You know that feeling when you look at something and think "how hard can it be?"
That's basically my entire career. Akka.NET started as a weekend hack. Proto.Actor came from being annoyed at design decisions I made in Akka.NET.
And this? This started with three sentences typed into Codex:
"I want to create a JS execution engine using C#. It will need a js parser/grammar. I want to represent the result of the parser as S-expressions / CDR/Cons. The execution engine can then treat the code similar to lisp."
Parse JavaScript. Evaluate it like Lisp. Simple, right?
OK, fast forward 2.5 months and 3,036 commits later.
Turns out JavaScript is complicated. Who knew? (Everyone. Everyone knew.)
Nov 7, 2025 "How hard can it be?"
|
|-----> CPS for async (hard, apparently)
|-----> Generators with state machines (harder)
|-----> Test262 compliance tests (93,000 ways to be wrong)
|
Dec 2025 "Maybe we need to refactor a bit"
|-----> Source generators (because typing is boring)
|-----> Complete async rewrite (take two)
|-----> IR instructions (take three? four?)
|
Jan 2026 "It actually works now"
|-----> AST evaluators sent to /Legacy
|-----> One execution model to rule them all
- Chapter 1: Genesis - Three sentences, one Codex prompt, suddenly I'm building a JavaScript engine
- Chapter 2: CPS for Async - Continuation Passing Style, or "why is async so complicated"
- Chapter 3: Generators - yield, yield*, and the state machine that wouldn't die
- Chapter 4: Test262 - 93,000 tests to tell you you're wrong
- Chapter 5: TypedAST - Goodbye Cons cells, hello type safety
- Chapter 6: Source Generators - Making Roslyn write the boring code
- Chapter 7: Async Remake - When "good enough" isn't
- Chapter 8: IR Revolution - From three execution models to one
- Chapter 9: AST Quarantine - The old code goes to live on a farm
- Chapter 10: Human Moments - "works" commits and other signs of sanity loss
- Chapter 11: Build What You Need - If you need it, build it
| What | How Much |
|---|---|
| Total Commits | 3,036 |
| Time | ~2.5 months |
| PRs | 570+ |
| Test262 Tests | 93,000+ |
| Times I Said "This Should Work" | ∞ |
| Times It Actually Worked First Try | 3 |
At one point, we had three different execution models running at the same time:
| Code Type | How It Ran |
|---|---|
| Sync code | AST tree-walking |
| Async functions | CPS transformation |
| Generators | IR state machine |
One script could touch all three. Nice, right?

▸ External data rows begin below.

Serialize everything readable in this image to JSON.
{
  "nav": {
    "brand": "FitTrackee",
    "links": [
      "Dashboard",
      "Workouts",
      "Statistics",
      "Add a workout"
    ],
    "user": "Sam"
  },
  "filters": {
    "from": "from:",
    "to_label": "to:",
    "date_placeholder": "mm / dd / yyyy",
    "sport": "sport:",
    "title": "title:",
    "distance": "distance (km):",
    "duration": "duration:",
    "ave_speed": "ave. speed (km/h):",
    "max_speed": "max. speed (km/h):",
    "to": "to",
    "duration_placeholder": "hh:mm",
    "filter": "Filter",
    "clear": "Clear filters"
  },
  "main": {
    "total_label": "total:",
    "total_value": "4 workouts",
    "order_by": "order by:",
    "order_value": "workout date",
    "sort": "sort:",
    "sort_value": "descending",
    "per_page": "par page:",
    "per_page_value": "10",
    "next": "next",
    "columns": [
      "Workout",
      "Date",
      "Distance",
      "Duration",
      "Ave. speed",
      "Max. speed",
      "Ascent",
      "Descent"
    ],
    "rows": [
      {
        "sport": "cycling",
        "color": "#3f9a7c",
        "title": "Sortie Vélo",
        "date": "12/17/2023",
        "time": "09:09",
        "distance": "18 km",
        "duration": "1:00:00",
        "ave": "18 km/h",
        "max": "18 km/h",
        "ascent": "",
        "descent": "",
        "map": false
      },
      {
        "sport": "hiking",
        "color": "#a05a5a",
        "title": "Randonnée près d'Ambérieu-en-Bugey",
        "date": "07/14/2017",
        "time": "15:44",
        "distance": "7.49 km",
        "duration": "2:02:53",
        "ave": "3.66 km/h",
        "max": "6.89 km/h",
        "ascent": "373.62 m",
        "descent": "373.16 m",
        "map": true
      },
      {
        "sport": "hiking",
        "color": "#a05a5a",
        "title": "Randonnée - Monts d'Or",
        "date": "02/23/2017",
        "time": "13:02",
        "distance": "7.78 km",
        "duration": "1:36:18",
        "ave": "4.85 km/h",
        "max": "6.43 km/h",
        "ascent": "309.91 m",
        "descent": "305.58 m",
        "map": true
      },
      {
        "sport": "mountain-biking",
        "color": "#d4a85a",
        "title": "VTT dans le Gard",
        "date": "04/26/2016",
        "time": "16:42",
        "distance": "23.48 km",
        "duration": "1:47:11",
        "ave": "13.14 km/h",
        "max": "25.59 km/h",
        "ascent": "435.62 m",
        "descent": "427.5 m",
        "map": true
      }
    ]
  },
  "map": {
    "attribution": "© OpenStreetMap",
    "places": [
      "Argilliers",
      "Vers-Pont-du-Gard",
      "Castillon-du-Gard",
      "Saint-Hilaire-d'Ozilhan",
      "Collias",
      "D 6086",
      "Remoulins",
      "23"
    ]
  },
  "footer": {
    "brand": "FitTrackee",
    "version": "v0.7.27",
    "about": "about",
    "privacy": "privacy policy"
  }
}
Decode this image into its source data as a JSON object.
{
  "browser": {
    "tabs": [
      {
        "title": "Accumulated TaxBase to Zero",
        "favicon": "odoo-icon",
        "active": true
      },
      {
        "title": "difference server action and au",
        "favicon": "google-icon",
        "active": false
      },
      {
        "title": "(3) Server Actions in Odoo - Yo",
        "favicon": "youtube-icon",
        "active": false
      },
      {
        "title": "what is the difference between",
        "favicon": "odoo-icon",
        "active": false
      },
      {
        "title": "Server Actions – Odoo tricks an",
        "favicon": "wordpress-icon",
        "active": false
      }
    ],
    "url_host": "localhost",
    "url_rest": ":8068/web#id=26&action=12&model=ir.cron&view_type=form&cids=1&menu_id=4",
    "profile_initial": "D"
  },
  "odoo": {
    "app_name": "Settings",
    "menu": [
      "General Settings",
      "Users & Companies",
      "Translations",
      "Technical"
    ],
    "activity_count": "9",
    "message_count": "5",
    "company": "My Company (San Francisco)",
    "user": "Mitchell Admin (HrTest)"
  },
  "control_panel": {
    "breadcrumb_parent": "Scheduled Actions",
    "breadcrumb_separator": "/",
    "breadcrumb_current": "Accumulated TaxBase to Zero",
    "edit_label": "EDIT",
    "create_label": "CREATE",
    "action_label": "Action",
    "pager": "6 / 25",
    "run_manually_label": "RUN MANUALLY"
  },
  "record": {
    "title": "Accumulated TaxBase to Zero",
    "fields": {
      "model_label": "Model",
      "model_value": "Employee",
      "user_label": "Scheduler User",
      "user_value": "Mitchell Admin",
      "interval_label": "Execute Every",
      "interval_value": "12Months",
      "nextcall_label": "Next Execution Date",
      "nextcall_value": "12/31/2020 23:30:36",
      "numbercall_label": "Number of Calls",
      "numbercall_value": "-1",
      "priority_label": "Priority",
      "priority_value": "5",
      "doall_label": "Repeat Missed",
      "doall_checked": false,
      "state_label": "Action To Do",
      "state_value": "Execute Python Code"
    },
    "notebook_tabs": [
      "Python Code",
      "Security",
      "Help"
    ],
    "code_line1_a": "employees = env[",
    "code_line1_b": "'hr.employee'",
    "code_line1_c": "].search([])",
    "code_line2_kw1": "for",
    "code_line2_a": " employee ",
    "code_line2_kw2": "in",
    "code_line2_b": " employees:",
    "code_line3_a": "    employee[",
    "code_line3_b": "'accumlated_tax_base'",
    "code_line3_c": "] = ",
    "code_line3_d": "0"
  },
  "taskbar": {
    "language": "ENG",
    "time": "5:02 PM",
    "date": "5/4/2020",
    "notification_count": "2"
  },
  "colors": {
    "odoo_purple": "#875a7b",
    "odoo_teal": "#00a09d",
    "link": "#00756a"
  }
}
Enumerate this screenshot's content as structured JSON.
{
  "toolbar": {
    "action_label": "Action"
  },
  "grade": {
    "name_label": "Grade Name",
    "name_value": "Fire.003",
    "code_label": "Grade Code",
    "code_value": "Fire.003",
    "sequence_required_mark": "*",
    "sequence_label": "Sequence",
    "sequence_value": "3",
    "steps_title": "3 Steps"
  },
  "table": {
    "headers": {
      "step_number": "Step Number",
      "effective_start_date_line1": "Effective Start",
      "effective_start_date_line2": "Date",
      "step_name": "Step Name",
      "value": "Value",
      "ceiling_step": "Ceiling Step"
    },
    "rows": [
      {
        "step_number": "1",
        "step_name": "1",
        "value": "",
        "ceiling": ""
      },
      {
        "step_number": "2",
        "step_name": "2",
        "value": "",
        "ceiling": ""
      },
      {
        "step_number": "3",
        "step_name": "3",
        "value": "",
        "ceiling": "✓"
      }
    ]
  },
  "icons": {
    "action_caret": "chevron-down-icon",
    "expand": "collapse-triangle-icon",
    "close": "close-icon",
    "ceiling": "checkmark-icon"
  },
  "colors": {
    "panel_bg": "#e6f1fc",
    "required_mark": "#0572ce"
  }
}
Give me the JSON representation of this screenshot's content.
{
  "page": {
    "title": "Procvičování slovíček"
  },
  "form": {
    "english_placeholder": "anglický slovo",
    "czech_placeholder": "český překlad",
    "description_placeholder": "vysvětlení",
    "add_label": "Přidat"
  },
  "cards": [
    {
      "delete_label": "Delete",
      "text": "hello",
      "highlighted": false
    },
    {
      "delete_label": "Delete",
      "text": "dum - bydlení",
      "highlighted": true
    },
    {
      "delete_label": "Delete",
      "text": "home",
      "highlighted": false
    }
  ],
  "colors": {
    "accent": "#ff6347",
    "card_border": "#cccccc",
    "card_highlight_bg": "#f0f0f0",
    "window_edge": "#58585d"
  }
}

But: debugging was basically impossible. Which model was running? Good luck figuring that out.
function sync() { return 1; } // AST
async function getData() { await x; } // CPS transformed
function* gen() { yield 1; } // IR state machineSo, we unified everything into IR. Much better.
Should've done that from the start. But where's the adventure in that? :-)
People ask me why I build these things. Akka.NET, Proto.Actor, and now a JavaScript engine?
Honestly? I just want to know if I can.
There's something satisfying about taking a complex problem and wrestling it into submission. JavaScript engines are supposed to be hard. V8 took years and hundreds of engineers. SpiderMonkey is ancient and battle-tested.
And here I am with Codex and stubbornness, seeing how far we can push it.
Turns out? Pretty far.
This is my journey building a JavaScript engine. Messy, honest, and there's probably a bug in there somewhere.